As an African-American, Bizzle also chafes at the comparison between gay rights and what civil rights activists such as Martin Luther King Jr. fought for in the 1960s: “Calling it the new black / tell me where they do that? / They hung us like tree ornaments, where were you at? / They burned us for entertainment, you go through that? / Mom’s raped in front of they kids, while they shoot dad / ever been murdered just for trying to learn how to read bro? / A show of hands … I didn’t think so.”
By the end of the song, he encourages those who are struggling to keep fighting and not give in, and that while everyone, gay or straight, has sinned, “Christ died so that all of us can be born again.”
Slate excoriated Bizzle for not recognizing parallels in the “freedom struggle” of gays and blacks, and for comparing gays and pedophiles in his line “It angers you if I compare you to a pedophile, cuz he sick, right? And you’re better how?” The comparison in the song, however, is not that they are morally equivalent but that both pedophiles and homosexuals claim they were “born this way.” Huffington Post called the song “disturbing” and the Advocate was outraged that Bizzle characterized those in the LGBT community as “sinful, violent, and just like pedophiles.”
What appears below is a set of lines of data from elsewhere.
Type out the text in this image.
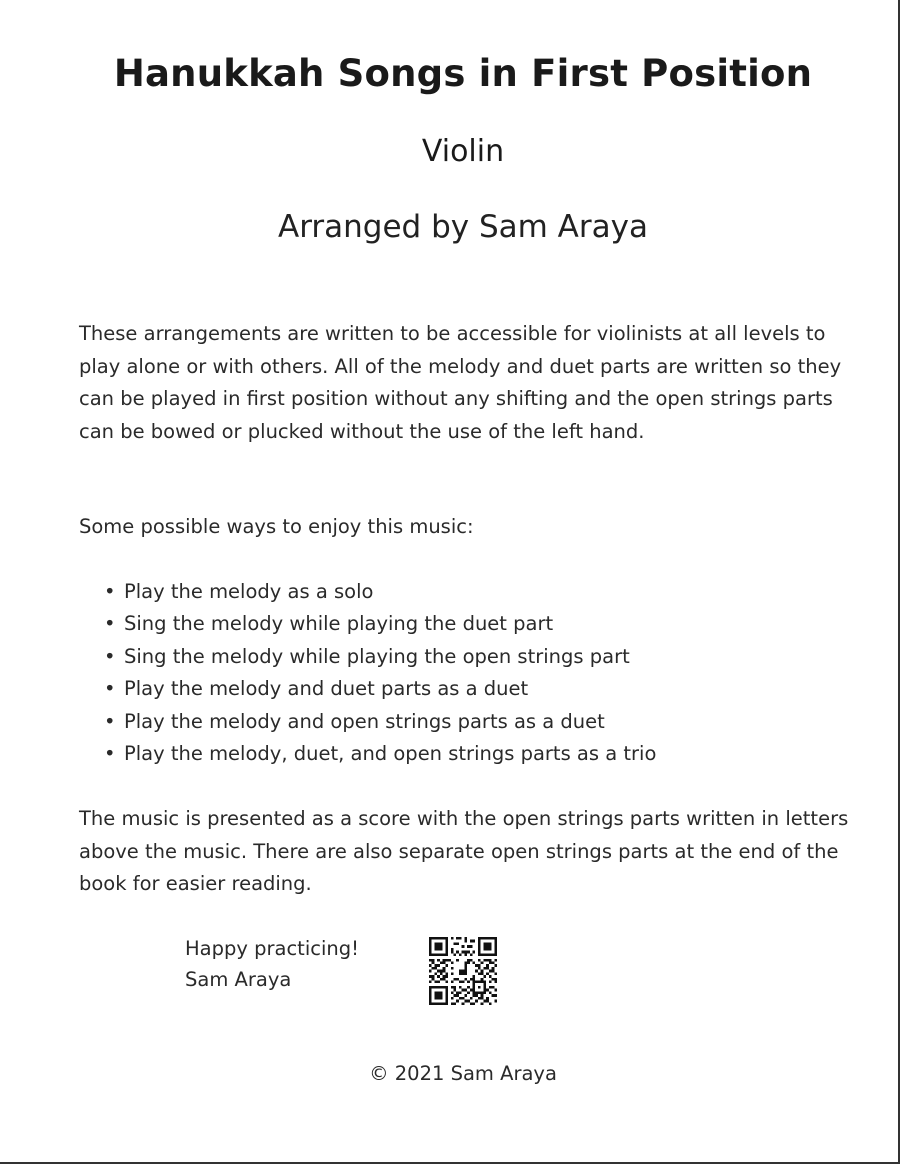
Hanukkah Songs in First Position
Violin

Arranged by Sam Araya

These arrangements are written to be accessible for violinists at all levels to play alone or with others. All of the melody and duet parts are written so they can be played in first position without any shifting and the open strings parts can be bowed or plucked without the use of the left hand.

Some possible ways to enjoy this music:

• Play the melody as a solo
• Sing the melody while playing the duet part
• Sing the melody while playing the open strings part
• Play the melody and duet parts as a duet
• Play the melody and open strings parts as a duet
• Play the melody, duet, and open strings parts as a trio

The music is presented as a score with the open strings parts written in letters above the music. There are also separate open strings parts at the end of the book for easier reading.

Happy practicing!
Sam Araya
© 2021 Sam Araya
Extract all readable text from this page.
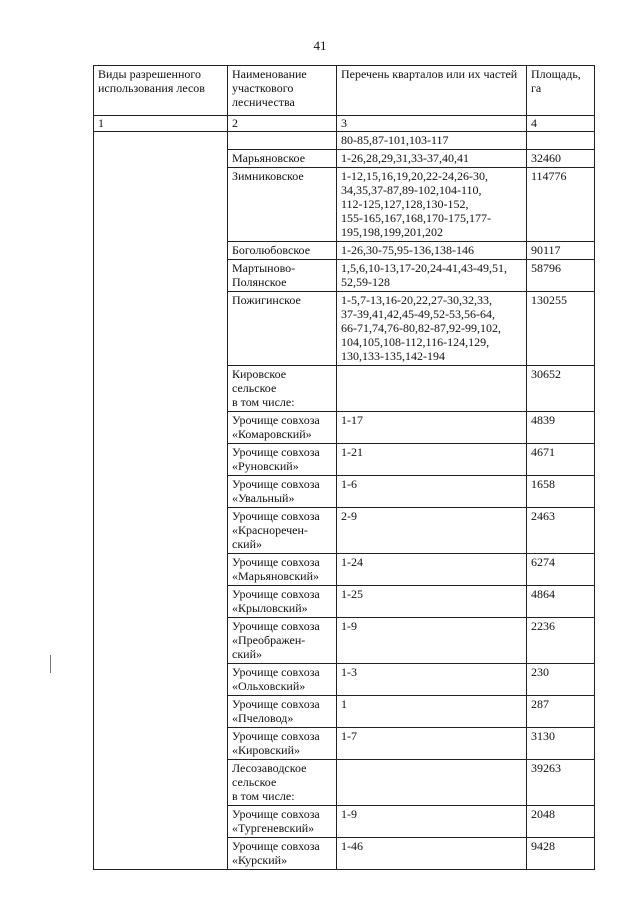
41
Виды разрешенного использования лесов	Наименование участкового лесничества	Перечень кварталов или их частей	Площадь, га
1	2	3	4
		80-85,87-101,103-117	
	Марьяновское	1-26,28,29,31,33-37,40,41	32460
	Зимниковское	1-12,15,16,19,20,22-24,26-30,
34,35,37-87,89-102,104-110,
112-125,127,128,130-152,
155-165,167,168,170-175,177-
195,198,199,201,202	114776
	Боголюбовское	1-26,30-75,95-136,138-146	90117
	Мартыново-
Полянское	1,5,6,10-13,17-20,24-41,43-49,51,
52,59-128	58796
	Пожигинское	1-5,7-13,16-20,22,27-30,32,33,
37-39,41,42,45-49,52-53,56-64,
66-71,74,76-80,82-87,92-99,102,
104,105,108-112,116-124,129,
130,133-135,142-194	130255
	Кировское
сельское
в том числе:		30652
	Урочище совхоза
«Комаровский»	1-17	4839
	Урочище совхоза
«Руновский»	1-21	4671
	Урочище совхоза
«Увальный»	1-6	1658
	Урочище совхоза
«Красноречен-
ский»	2-9	2463
	Урочище совхоза
«Марьяновский»	1-24	6274
	Урочище совхоза
«Крыловский»	1-25	4864
	Урочище совхоза
«Преображен-
ский»	1-9	2236
	Урочище совхоза
«Ольховский»	1-3	230
	Урочище совхоза
«Пчеловод»	1	287
	Урочище совхоза
«Кировский»	1-7	3130
	Лесозаводское
сельское
в том числе:		39263
	Урочище совхоза
«Тургеневский»	1-9	2048
	Урочище совхоза
«Курский»	1-46	9428
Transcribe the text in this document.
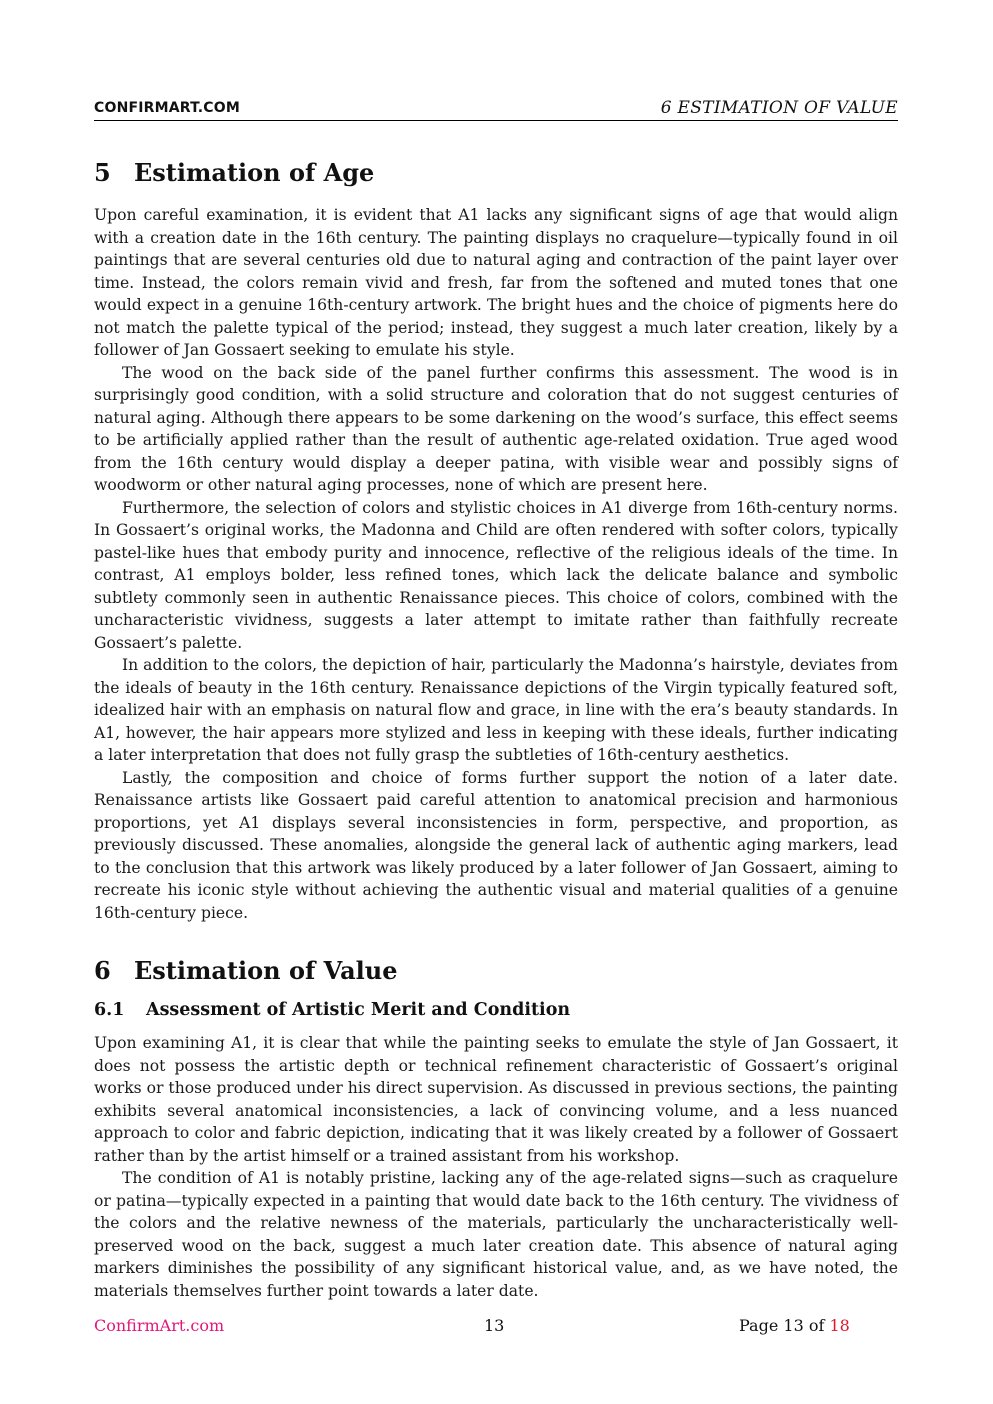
CONFIRMART.COM	6 ESTIMATION OF VALUE
5 Estimation of Age

Upon careful examination, it is evident that A1 lacks any significant signs of age that would align with a creation date in the 16th century. The painting displays no craquelure—typically found in oil paintings that are several centuries old due to natural aging and contraction of the paint layer over time. Instead, the colors remain vivid and fresh, far from the softened and muted tones that one would expect in a genuine 16th-century artwork. The bright hues and the choice of pigments here do not match the palette typical of the period; instead, they suggest a much later creation, likely by a follower of Jan Gossaert seeking to emulate his style.

The wood on the back side of the panel further confirms this assessment. The wood is in surprisingly good condition, with a solid structure and coloration that do not suggest centuries of natural aging. Although there appears to be some darkening on the wood’s surface, this effect seems to be artificially applied rather than the result of authentic age-related oxidation. True aged wood from the 16th century would display a deeper patina, with visible wear and possibly signs of woodworm or other natural aging processes, none of which are present here.

Furthermore, the selection of colors and stylistic choices in A1 diverge from 16th-century norms. In Gossaert’s original works, the Madonna and Child are often rendered with softer colors, typically pastel-like hues that embody purity and innocence, reflective of the religious ideals of the time. In contrast, A1 employs bolder, less refined tones, which lack the delicate balance and symbolic subtlety commonly seen in authentic Renaissance pieces. This choice of colors, combined with the uncharacteristic vividness, suggests a later attempt to imitate rather than faithfully recreate Gossaert’s palette.

In addition to the colors, the depiction of hair, particularly the Madonna’s hairstyle, deviates from the ideals of beauty in the 16th century. Renaissance depictions of the Virgin typically featured soft, idealized hair with an emphasis on natural flow and grace, in line with the era’s beauty standards. In A1, however, the hair appears more stylized and less in keeping with these ideals, further indicating a later interpretation that does not fully grasp the subtleties of 16th-century aesthetics.

Lastly, the composition and choice of forms further support the notion of a later date. Renaissance artists like Gossaert paid careful attention to anatomical precision and harmonious proportions, yet A1 displays several inconsistencies in form, perspective, and proportion, as previously discussed. These anomalies, alongside the general lack of authentic aging markers, lead to the conclusion that this artwork was likely produced by a later follower of Jan Gossaert, aiming to recreate his iconic style without achieving the authentic visual and material qualities of a genuine 16th-century piece.

6 Estimation of Value
6.1 Assessment of Artistic Merit and Condition

Upon examining A1, it is clear that while the painting seeks to emulate the style of Jan Gossaert, it does not possess the artistic depth or technical refinement characteristic of Gossaert’s original works or those produced under his direct supervision. As discussed in previous sections, the painting exhibits several anatomical inconsistencies, a lack of convincing volume, and a less nuanced approach to color and fabric depiction, indicating that it was likely created by a follower of Gossaert rather than by the artist himself or a trained assistant from his workshop.

The condition of A1 is notably pristine, lacking any of the age-related signs—such as craquelure or patina—typically expected in a painting that would date back to the 16th century. The vividness of the colors and the relative newness of the materials, particularly the uncharacteristically well-preserved wood on the back, suggest a much later creation date. This absence of natural aging markers diminishes the possibility of any significant historical value, and, as we have noted, the materials themselves further point towards a later date.

ConfirmArt.com	13	Page 13 of 18
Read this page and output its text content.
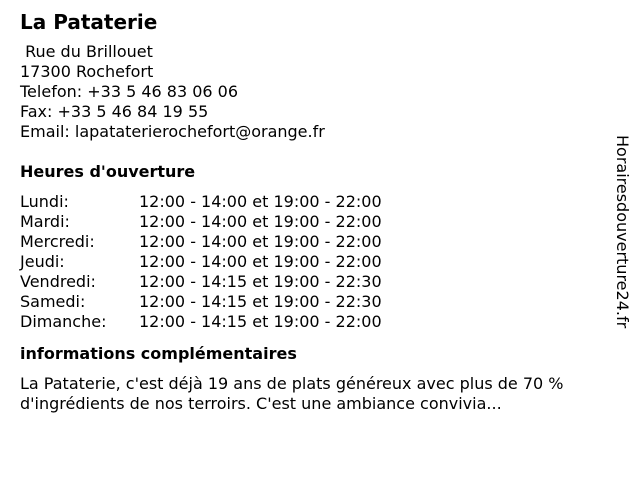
La Pataterie
Rue du Brillouet
17300 Rochefort
Telefon: +33 5 46 83 06 06
Fax: +33 5 46 84 19 55
Email: lapataterierochefort@orange.fr
Heures d'ouverture
Lundi:	12:00 - 14:00 et 19:00 - 22:00
Mardi:	12:00 - 14:00 et 19:00 - 22:00
Mercredi:	12:00 - 14:00 et 19:00 - 22:00
Jeudi:	12:00 - 14:00 et 19:00 - 22:00
Vendredi:	12:00 - 14:15 et 19:00 - 22:30
Samedi:	12:00 - 14:15 et 19:00 - 22:30
Dimanche:	12:00 - 14:15 et 19:00 - 22:00
informations complémentaires
La Pataterie, c'est déjà 19 ans de plats généreux avec plus de 70 % d'ingrédients de nos terroirs. C'est une ambiance convivia...
Horairesdouverture24.fr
Bizzle has collected all the threatening, profanity-laced comments his song has received on a website entitled “Let The Tolerance Begin.” One commenter recently wrote, “I seriously hope someone kills this man, and everyone who liked this video, too. There is no room on this earth for evil disgusting intolerant homophobic demons. They are vermin that need to be eradicated. Bizzle and others like him are a disease, a sickness that must be purged from this earth.” Other posters pointed out that gay people have indeed been subjected to violence, citing the example of Matthew Shepherd.
The rapper denies being homophobic and, according to MSNBC’s The Grio, simply wanted to present another side to the issue. He told All Hip Hop, “I feel like we have conversations behind closed doors, but everybody’s afraid to speak, because nobody wants to be labeled a bigot, homophobic, or full of hate. I got tired of walking on eggshells. There has to be an opposing side. The media can’t make people afraid to disagree.”